Jungsfrage: Mädchen, warum kriegt ihr bei Pralinen feuchte Augen?
Text: fabian-fuchs
Immer zum Wochenende: Jungs fragen Mädchen fragen Jungs. Weil manches kapiert man einfach nicht, bei denen.
Die Jungsfrage:
Das ist jetzt eine ganz einfache Frage: Woher kommt dieses Pralinen-Ding bei euch? Damit meine ich nicht nur eure MonCherié-Sucht und das ganze Getüdel in Cellophan, das ihr euch gegenseitig ständig mitbringt. Ich meine auch die Paletten von Muffins, die ihr ständig backt, all die Tortenstücke und Kuchenrezepte, die ihr austauscht, den Schokojieper den ihr erfunden habt und überhaupt den Begriff „Naschen“, der mich an das Wort „Kuscheln“ erinnert. Naschen verhält sich doch zu Essen so wie Kuscheln zu Sex!

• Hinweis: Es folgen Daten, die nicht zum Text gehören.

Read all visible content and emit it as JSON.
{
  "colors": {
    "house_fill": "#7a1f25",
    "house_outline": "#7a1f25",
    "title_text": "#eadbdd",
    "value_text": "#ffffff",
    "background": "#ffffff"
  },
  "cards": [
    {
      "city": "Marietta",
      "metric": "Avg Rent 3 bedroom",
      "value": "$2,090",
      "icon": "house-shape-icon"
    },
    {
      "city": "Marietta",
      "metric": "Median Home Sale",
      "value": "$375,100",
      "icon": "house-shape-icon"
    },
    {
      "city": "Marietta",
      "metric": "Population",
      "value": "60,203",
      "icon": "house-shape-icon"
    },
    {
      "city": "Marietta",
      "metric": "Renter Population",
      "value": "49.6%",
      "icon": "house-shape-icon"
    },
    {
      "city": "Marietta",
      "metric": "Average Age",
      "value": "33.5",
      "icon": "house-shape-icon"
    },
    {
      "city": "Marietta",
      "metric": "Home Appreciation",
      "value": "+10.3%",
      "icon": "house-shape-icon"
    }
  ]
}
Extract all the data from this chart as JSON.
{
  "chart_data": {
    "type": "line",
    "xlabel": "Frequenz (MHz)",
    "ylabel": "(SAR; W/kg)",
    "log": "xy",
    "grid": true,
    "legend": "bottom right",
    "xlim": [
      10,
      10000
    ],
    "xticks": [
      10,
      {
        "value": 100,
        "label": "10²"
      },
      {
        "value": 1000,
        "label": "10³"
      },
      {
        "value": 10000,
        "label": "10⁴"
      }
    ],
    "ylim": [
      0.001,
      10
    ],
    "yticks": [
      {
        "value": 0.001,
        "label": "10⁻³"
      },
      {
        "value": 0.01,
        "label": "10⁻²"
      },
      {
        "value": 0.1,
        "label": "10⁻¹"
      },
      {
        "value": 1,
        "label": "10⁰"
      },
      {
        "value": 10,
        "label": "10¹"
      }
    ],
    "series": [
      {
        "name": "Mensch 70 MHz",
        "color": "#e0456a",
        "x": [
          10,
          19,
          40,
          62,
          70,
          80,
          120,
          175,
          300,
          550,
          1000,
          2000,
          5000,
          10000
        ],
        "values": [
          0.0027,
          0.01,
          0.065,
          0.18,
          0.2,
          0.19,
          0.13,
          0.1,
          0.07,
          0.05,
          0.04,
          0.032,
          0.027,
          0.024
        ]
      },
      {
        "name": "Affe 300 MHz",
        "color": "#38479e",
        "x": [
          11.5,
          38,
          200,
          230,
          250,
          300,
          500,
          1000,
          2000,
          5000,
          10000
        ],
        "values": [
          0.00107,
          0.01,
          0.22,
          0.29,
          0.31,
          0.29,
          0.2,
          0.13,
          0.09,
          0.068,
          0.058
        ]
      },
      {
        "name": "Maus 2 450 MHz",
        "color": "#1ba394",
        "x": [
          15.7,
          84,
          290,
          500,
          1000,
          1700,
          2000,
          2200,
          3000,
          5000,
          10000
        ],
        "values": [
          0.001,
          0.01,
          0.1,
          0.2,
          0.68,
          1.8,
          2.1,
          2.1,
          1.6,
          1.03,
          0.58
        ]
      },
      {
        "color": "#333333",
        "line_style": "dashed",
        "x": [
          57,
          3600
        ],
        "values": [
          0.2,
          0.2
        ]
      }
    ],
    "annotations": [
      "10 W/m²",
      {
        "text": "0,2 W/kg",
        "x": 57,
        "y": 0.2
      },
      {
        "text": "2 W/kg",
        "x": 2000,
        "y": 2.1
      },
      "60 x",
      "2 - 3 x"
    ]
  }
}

Was habt ihr nur mit diesem ganzen Süßkram, die Werbung ist voll von Frauen die ihre Finger in Schokopudding tauchen und lasziv damit herumdeuten und meine Nachbarschaft ist voll von Frauen, die beim Anblick einer Eisdiele ohnmächtig werden und selbst bei schlimmsten Gewichtsjammer kein Krokant-Ei und kein Dessert verschmähen, sich in die kleinste Espressoportion zwei Löffel Zucker kippen und jede Krise mit Gummibärchen und Kakao meistern, nicht ohne den Verweis, das wäre nun mal Nervennahrung. Wir Jungs essen auch was Süßes, auch gerne, aber dieser zappelnde Enthusiamus und das ganze Gewese drumherum ist uns so was von fremd. Und mit so einer in Cellophan eingetüddelten Praline kann man uns viel wahrscheinlicher in den Wahnsinn treiben („Geht nicht auf! Nur ein Stück, ist das alles? Igitt, Kirsche drin!“), als glücklich machen. Warum also, legt Süßes bei euch so viele Schalter um?